The replacement suspension bushings will squeak unless you search here for a well documented method for installings them right the first time.

The car leaks water, in many places...get over it.

Learn how to weld.

Learn all about POR 15

Its a VW Motor...that parts can be found in lots of places...

bondo
QUOTE (SirAndy @ May 5 2005, 09:34 PM)

- the wrong screws (too long) for your center repository can interfere with your shift-rod! ohmy.gif


Same goes for the seat belt bolts in the center tunnel! And the problem may only show up after replacing the bushings. smile.gif
Flat VW
Thsi is a quite useful Thread Idea, IMHO, it deserves a icon_bump.gif

J
Thorshammer
914's will not attract really hot women, face it they just won't.

But, They will attract women that usually know something about cars. Which is even cooler.

THERE ARE NO RUST FREE 914'S THIS IS A FACT

If you have installed turbo tie rods and after a while in the rain the car pulls to one side or another, then returns to normal steering. Check the tie rods where they go into the rack, they are loose, buy the right tool you cheap skate.

Don't underestimate the way the car feels to drive. what I mean by that is. Does the clutch pedal go down easily and without stickiness, Does the throttle pedal do the same. is the Brake pedal firm and give good feedback, All of these things will make or break your 914. Trust me I have driven many, and the ones that all the controls work nicely are a pleasure to drive, the others suck.

On Brake pedal firmness, I have never been happy with a street car 914 brake pedal, Lines, big m cyl, bleeding til the cows came home. Until I welded an adjustable bolt and locknut onto the lower front suspension crossmember.
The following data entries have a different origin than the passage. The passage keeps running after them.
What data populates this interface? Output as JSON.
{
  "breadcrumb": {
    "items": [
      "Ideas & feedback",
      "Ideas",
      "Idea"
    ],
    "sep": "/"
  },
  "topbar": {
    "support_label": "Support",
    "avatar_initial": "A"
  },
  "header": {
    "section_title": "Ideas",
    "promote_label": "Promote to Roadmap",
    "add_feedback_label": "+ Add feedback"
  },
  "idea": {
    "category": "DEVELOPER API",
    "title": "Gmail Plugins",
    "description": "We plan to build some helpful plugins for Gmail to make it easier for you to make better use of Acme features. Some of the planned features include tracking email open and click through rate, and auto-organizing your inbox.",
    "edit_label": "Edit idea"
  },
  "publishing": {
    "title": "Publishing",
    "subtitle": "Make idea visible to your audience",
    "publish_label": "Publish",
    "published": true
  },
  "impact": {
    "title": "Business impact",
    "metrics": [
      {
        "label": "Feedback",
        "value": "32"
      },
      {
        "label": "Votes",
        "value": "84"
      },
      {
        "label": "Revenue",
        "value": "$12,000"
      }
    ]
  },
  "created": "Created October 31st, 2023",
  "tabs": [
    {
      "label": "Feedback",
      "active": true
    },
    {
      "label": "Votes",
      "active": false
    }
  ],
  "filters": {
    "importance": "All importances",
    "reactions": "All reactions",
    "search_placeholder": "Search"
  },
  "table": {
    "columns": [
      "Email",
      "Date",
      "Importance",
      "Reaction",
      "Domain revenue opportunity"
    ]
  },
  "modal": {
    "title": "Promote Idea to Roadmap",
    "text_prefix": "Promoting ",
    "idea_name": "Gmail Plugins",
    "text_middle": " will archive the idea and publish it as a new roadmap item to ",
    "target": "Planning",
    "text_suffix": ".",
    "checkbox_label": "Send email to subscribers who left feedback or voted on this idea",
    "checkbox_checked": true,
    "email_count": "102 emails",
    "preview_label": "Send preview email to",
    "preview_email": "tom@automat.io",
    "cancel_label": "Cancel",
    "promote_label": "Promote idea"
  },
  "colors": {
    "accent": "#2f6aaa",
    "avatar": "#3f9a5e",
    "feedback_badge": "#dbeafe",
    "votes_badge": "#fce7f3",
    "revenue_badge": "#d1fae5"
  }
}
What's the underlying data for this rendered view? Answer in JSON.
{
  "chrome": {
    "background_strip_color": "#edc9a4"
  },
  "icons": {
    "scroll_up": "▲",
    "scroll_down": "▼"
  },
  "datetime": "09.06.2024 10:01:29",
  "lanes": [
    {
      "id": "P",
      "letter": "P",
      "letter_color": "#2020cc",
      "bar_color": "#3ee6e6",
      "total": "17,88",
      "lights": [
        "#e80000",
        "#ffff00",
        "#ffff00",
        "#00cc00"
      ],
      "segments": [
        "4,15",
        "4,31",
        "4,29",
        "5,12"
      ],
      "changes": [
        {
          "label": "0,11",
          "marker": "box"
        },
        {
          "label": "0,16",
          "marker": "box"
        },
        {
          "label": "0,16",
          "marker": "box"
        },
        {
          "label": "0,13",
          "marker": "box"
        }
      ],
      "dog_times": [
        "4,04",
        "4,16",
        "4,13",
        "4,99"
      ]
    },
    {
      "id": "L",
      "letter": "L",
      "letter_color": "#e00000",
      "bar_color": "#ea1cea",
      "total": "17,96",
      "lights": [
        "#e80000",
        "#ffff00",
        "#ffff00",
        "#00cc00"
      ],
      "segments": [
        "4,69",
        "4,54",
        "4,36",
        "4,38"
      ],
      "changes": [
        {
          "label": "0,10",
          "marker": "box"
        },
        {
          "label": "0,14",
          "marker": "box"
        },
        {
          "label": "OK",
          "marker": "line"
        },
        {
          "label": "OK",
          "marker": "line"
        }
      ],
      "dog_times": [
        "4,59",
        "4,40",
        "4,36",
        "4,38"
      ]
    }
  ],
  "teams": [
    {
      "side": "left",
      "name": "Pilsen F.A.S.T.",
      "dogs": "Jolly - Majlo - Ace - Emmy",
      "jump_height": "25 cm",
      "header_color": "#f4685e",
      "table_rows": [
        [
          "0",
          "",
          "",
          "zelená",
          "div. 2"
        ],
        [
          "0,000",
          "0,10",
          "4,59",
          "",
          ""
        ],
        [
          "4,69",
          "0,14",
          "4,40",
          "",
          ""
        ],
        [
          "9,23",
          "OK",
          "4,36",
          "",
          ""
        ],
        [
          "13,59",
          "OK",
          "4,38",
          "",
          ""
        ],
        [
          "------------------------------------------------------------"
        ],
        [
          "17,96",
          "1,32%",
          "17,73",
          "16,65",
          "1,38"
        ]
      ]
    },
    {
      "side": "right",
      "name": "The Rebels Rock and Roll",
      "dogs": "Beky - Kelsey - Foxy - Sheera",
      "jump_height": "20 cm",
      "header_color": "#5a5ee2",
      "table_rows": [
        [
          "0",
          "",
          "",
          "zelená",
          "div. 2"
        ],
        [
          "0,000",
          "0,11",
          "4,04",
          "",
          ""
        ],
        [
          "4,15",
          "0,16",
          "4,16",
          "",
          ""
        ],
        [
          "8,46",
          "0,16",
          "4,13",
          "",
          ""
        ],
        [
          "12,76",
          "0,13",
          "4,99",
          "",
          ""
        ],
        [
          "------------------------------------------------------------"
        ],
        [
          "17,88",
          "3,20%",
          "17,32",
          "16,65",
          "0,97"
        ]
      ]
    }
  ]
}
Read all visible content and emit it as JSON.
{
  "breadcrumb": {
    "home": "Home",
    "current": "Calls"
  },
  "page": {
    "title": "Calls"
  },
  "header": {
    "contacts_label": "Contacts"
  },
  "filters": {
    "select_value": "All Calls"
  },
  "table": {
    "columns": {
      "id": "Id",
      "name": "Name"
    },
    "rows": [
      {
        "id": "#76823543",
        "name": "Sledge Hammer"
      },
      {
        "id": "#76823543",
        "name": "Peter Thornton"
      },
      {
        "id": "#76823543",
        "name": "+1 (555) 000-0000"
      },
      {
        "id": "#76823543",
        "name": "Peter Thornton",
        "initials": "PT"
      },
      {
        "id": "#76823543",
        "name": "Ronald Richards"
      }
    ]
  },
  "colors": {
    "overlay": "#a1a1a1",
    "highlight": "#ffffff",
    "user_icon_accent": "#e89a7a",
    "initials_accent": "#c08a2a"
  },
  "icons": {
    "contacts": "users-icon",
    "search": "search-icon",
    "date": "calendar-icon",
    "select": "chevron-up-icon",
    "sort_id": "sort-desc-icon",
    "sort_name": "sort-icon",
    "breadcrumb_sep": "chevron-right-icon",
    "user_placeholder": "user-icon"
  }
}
So it supported the back end of the master cylinder, what an amazing difference, if you want good feeling brakes this will make a larger improvement than anything else I have done.

Teaching people how to open the doors from the outside will save your door handles, by pushing with your thumb as you rocker the handle out, the pressure on the latch will be reduced and the door will come open more easily and the plastic piece won't get broken as easily, nor will the pot metal handle hold down break.

914 CV joints and CV joint tin are NLA or No Longer Available, so take good care of yours and everytime you see some, buy them if they are in good condition, cuse you can't get them.

914Club is a good thing, support it when you can.